President Joe Biden on Friday said the US and EU had reached a new agreement on the transfer of personal data that would replace previous arrangements that were struck down by Europe’s top court over spying concerns.
The urgently needed arrangements came as US tech giants faced a barrage of lawsuits from EU activists who are concerned about the ability of US security services to access the personal data of Europeans.
This will be a third attempt for a new data arrangement and succeeds deals that were invalidated after successful lawsuits argued that US laws violated the fundamental rights of EU citizens.
The deal “underscores our shared commitment to privacy, to data protection and to the rule of law”, Biden said in a joint press appearance in Brussels with EU commission president Ursula von der Leyen.
He said the new deal, which was agreed in principle, would allow the EU executive “to once again authorise” the vast data flows and shore up the economic relationship with the EU.
Von der Leyen hailed “another step in strengthening our partnership” that will enable “predictable and trustworthy data flows”.
The pact for now puts to rest an issue that had become a nagging impediment to deeper transatlantic cooperation on trade and tech regulation and threatened to seriously disrupt business.
Big Tech companies said the deal “will restore legal certainty for businesses and stronger safeguards for users,” a statement from the Computer & Communications Industry Association said.

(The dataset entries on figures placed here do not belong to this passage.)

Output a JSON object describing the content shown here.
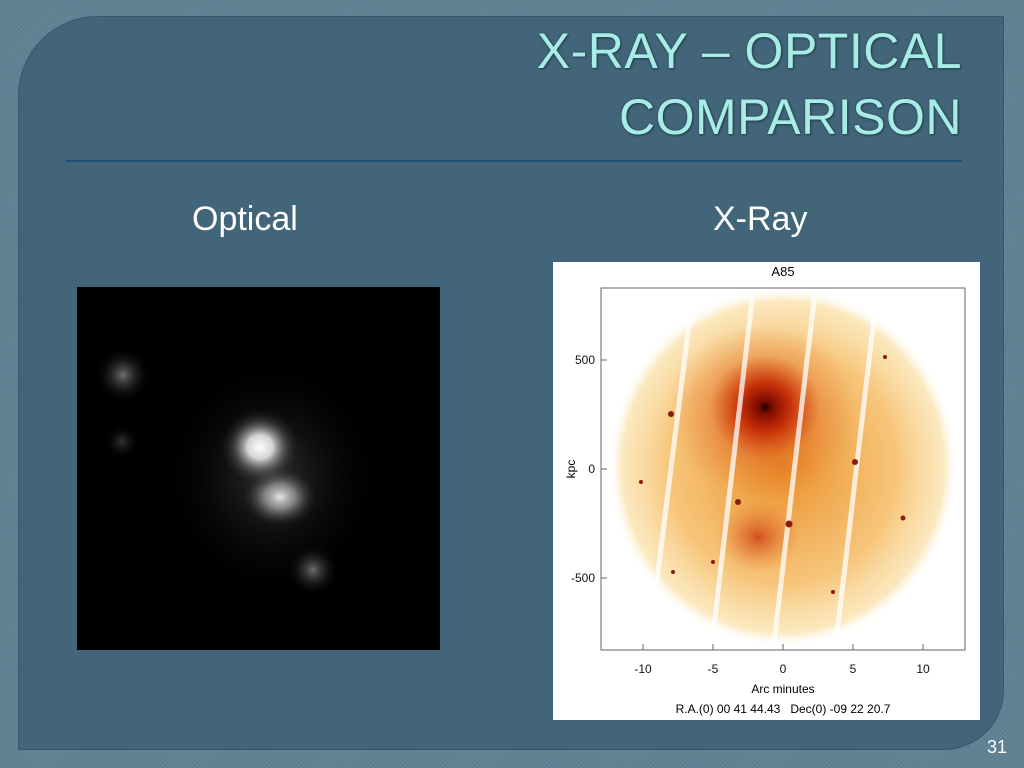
{
  "slide": {
    "title_line1": "X-RAY – OPTICAL",
    "title_line2": "COMPARISON",
    "page_number": "31"
  },
  "columns": {
    "optical_label": "Optical",
    "xray_label": "X-Ray"
  },
  "xray_figure": {
    "title": "A85",
    "ylabel": "kpc",
    "xlabel": "Arc minutes",
    "y_ticks": [
      "500",
      "0",
      "-500"
    ],
    "x_ticks": [
      "-10",
      "-5",
      "0",
      "5",
      "10"
    ],
    "coords": "R.A.(0) 00 41 44.43   Dec(0) -09 22 20.7"
  }
}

The Software Alliance, a lobby for major data cloud companies, urged both sides to “to swiftly conclude negotiations”.
The new pact, which still needs to be finalised, will almost certainly face intense legal scrutiny that began after revelations by Edward Snowden of mass digital spying by US agencies.
Max Schrems, an Austrian activist and lawyer, has spearheaded the legal onslaught and on Friday dismissed the “political announcement” by Biden and Von der Leyen that would likely fail in court.
Once the text lands, “if it is not in line with EU law, we or another group will likely challenge it,” Schrems warned.
The previous deal, known as Privacy Shield, was struck down in 2020 and was the successor to another EU-US deal, Safe Harbour, which was itself torpedoed by a similar court ruling in 2015.
Businesses have since resorted to legally uncertain workarounds to keep the data flow moving, with hope that the two sides could come up with something stronger in the long term.
Schrems has attacked these short-term solutions and his Austrian data privacy group NYOB (none of your business) has filed dozens of complaints against Google across Europe.